For decades, no one knew what happened to his papers, and he angrily accused resistance fighters of burning them.
But at some point in the 2000s, they ended up with retired journalist Jean-Pierre Thibaudat, who passed them -- completely out of the blue -- to Celine's heirs last summer.
- 'A miracle' -
Despite this unsettling history, the reviews of the resulting 150-page novel, published by Gallimard, have been unanimous in their praise.
"The end of a mystery, the discovery of a great text," writes Le Point; a "miracle," says Le Monde; "breathtaking," gushes Le Journal du Dimanche.
Gallimard is expecting blockbuster sales: 80,000 copies have been printed for Thursday's release.
The publishing house has yet to say whether there will be translations.
Like much of Celine's work, "Guerre" is deeply autobiographical, recounting his terrible experiences during World War I.
It opens with 20-year-old Brigadier Ferdinand finding himself miraculously alive after waking up on a Belgian battlefield, and follows his treatment and hasty departure for England -- all based on Celine's real experiences.
His time across the Channel is the subject of another newly discovered novel, "Londres" (London), to be published this autumn.
If French reviewers seem strangely reluctant to focus on Celine's anti-Semitism, it is partly because his early writings ("Guerre" is thought to date from 1934) show little sign of it.
"Journey to the End of the Night" was actually a hit among progressives for its anti-war message, as well as a raw, slang-filled style that stuck two fingers up at bourgeois sensibilities.
Celine's attitude to the Jews only revealed itself in 1937 with the publication of a pamphlet, "Trifles for a Massacre", which set him on a new path of racial hatred and conspiracy-mongering.

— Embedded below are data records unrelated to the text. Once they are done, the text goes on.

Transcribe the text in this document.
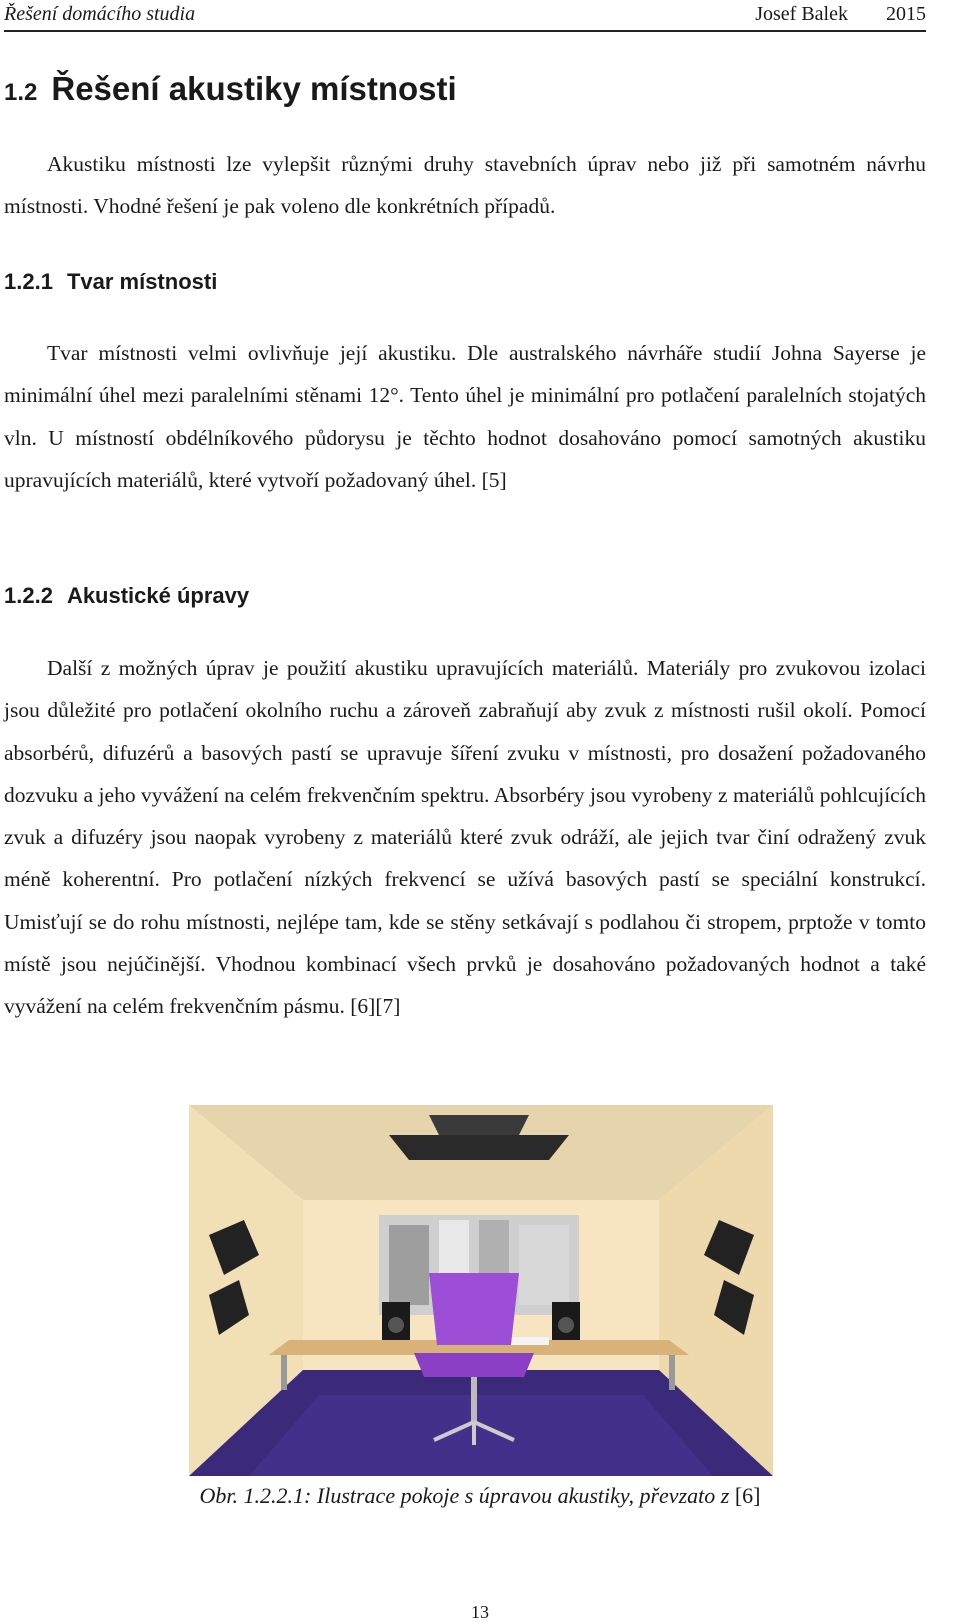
Řešení domácího studia	Josef Balek 2015
1.2 Řešení akustiky místnosti

Akustiku místnosti lze vylepšit různými druhy stavebních úprav nebo již při samotném návrhu místnosti. Vhodné řešení je pak voleno dle konkrétních případů.

1.2.1 Tvar místnosti

Tvar místnosti velmi ovlivňuje její akustiku. Dle australského návrháře studií Johna Sayerse je minimální úhel mezi paralelními stěnami 12°. Tento úhel je minimální pro potlačení paralelních stojatých vln. U místností obdélníkového půdorysu je těchto hodnot dosahováno pomocí samotných akustiku upravujících materiálů, které vytvoří požadovaný úhel. [5]

1.2.2 Akustické úpravy

Další z možných úprav je použití akustiku upravujících materiálů. Materiály pro zvukovou izolaci jsou důležité pro potlačení okolního ruchu a zároveň zabraňují aby zvuk z místnosti rušil okolí. Pomocí absorbérů, difuzérů a basových pastí se upravuje šíření zvuku v místnosti, pro dosažení požadovaného dozvuku a jeho vyvážení na celém frekvenčním spektru. Absorbéry jsou vyrobeny z materiálů pohlcujících zvuk a difuzéry jsou naopak vyrobeny z materiálů které zvuk odráží, ale jejich tvar činí odražený zvuk méně koherentní. Pro potlačení nízkých frekvencí se užívá basových pastí se speciální konstrukcí. Umisťují se do rohu místnosti, nejlépe tam, kde se stěny setkávají s podlahou či stropem, prptože v tomto místě jsou nejúčinější. Vhodnou kombinací všech prvků je dosahováno požadovaných hodnot a také vyvážení na celém frekvenčním pásmu. [6][7]

Obr. 1.2.2.1: Ilustrace pokoje s úpravou akustiky, převzato z [6]
13
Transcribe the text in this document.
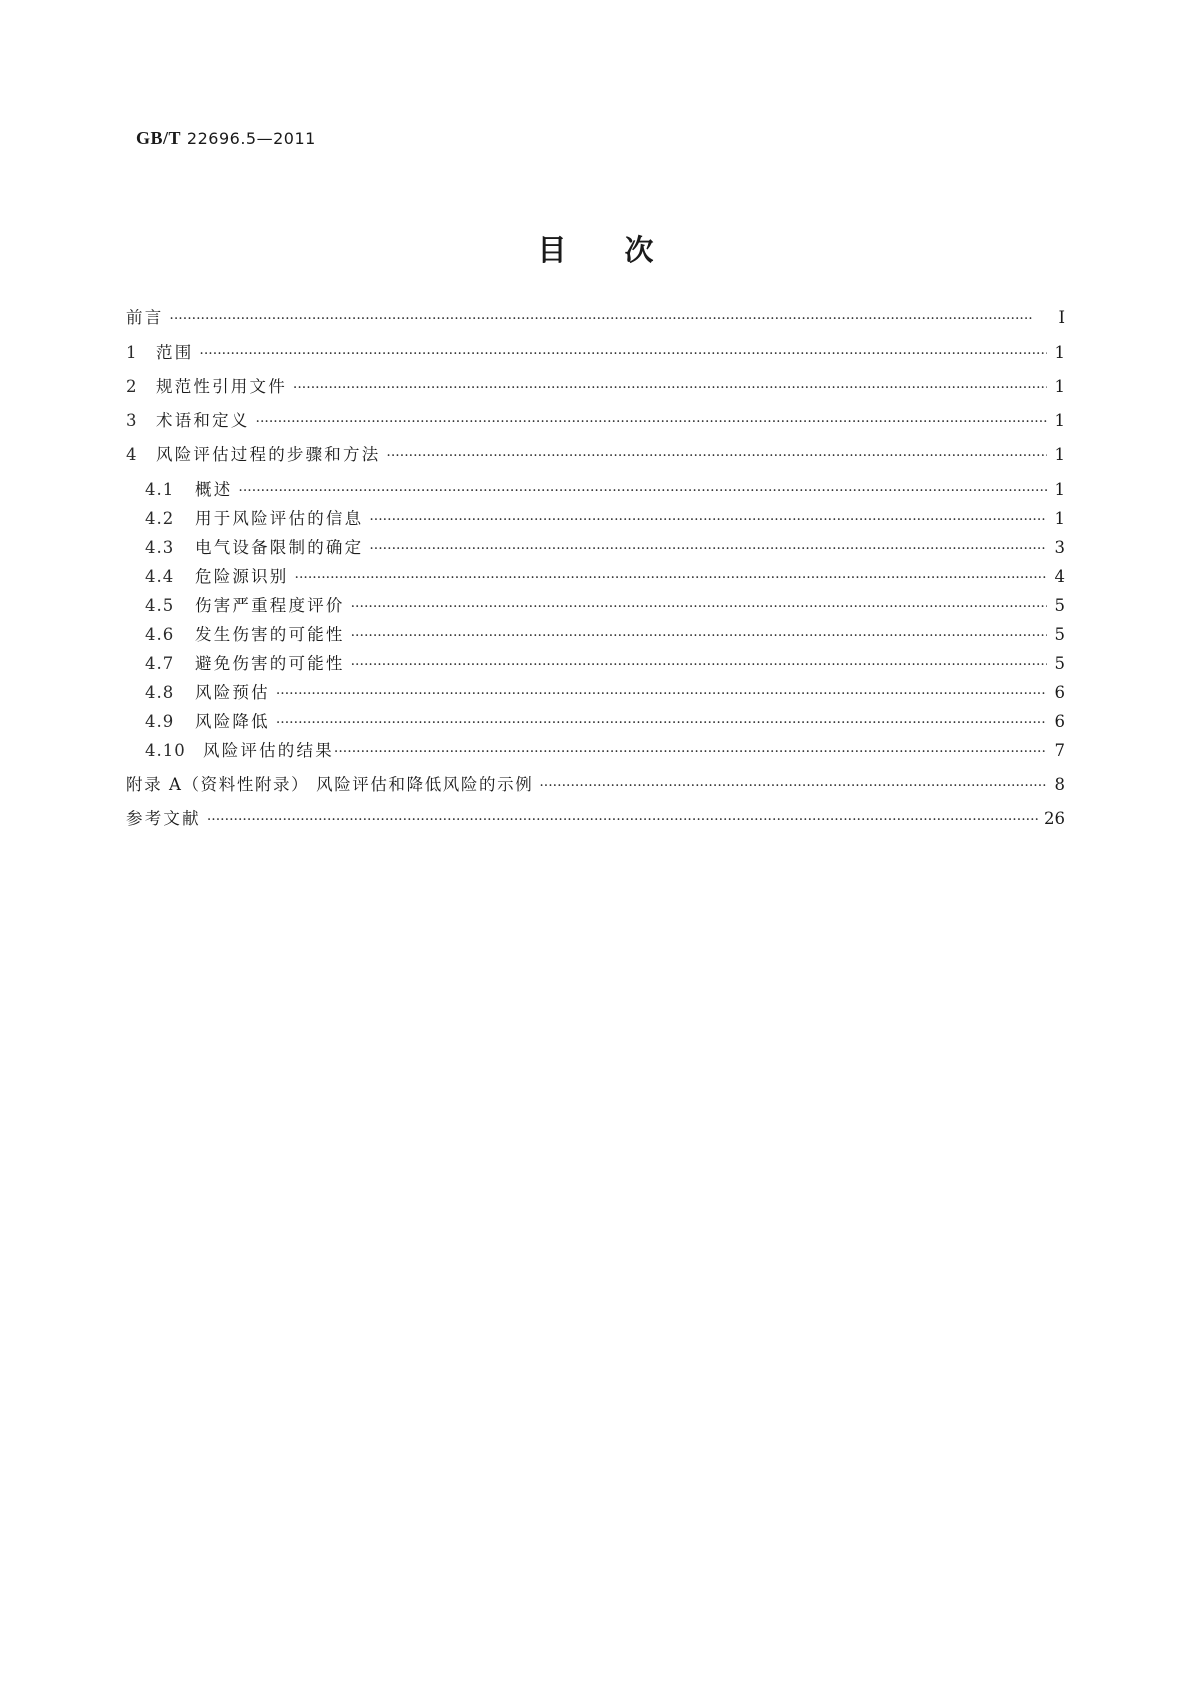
GB/T 22696.5—2011
目次
前言 ·····	Ⅰ
1	范围 ·····	1
2	规范性引用文件 ·····	1
3	术语和定义 ·····	1
4	风险评估过程的步骤和方法 ·····	1
4.1	概述 ·····	1
4.2	用于风险评估的信息 ·····	1
4.3	电气设备限制的确定 ·····	3
4.4	危险源识别 ·····	4
4.5	伤害严重程度评价 ·····	5
4.6	发生伤害的可能性 ·····	5
4.7	避免伤害的可能性 ·····	5
4.8	风险预估 ·····	6
4.9	风险降低 ·····	6
4.10	风险评估的结果 ·····	7
附录 A（资料性附录） 风险评估和降低风险的示例 ·····	8
参考文献 ·····	26
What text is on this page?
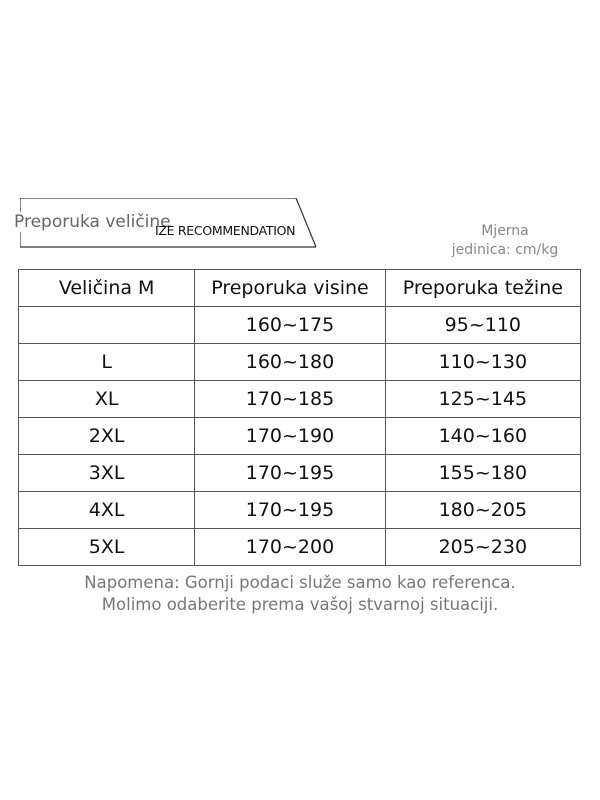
Preporuka veličine
IZE RECOMMENDATION	Mjerna
jedinica: cm/kg
Veličina M	Preporuka visine	Preporuka težine
	160~175	95~110
L	160~180	110~130
XL	170~185	125~145
2XL	170~190	140~160
3XL	170~195	155~180
4XL	170~195	180~205
5XL	170~200	205~230
Napomena: Gornji podaci služe samo kao referenca.
Molimo odaberite prema vašoj stvarnoj situaciji.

He never back-tracked. After the war, he launched a campaign of Holocaust-denial and sought to muddy the waters around his own war-time exploits -- allowing him to worm his way back into France without facing any repercussions.
- 'Divine surprise' -
Many in the French literary scene seem keen to separate early and late Celine.
"These manuscripts come at the right time -- they are a divine surprise -- for Celine to become a writer again: the one who matters, from 1932 to 1936," literary historian Philippe Roussin told AFP.
Other critics say the early Celine was just hiding his true feelings.
They highlight a quote that may explain the gap between his progressive novels and reactionary feelings: "Knowing what the reader wants, following fashions like a shopgirl, is the job of any writer who is very financially constrained," Celine wrote to a friend.
Despite his descent into Nazism, he was one of the great chroniclers of the trauma of World War I and the malaise of the inter-war years.
An exhibition about the discovery of the manuscripts opens on Thursday at the Gallimard Gallery and includes the original, hand-written sheets of "Guerre".
They end with a line that is typical of Celine: "I caught the war in my head. It is locked in my head."
In the final years before his death in 1961, Celine endlessly bemoaned the loss of his manuscripts.
The exhibition has a quote from him on the wall: "They burned them, almost three manuscripts, the pest-purging vigilantes!"
This was one occasion -- not the only one -- where he was proved wrong.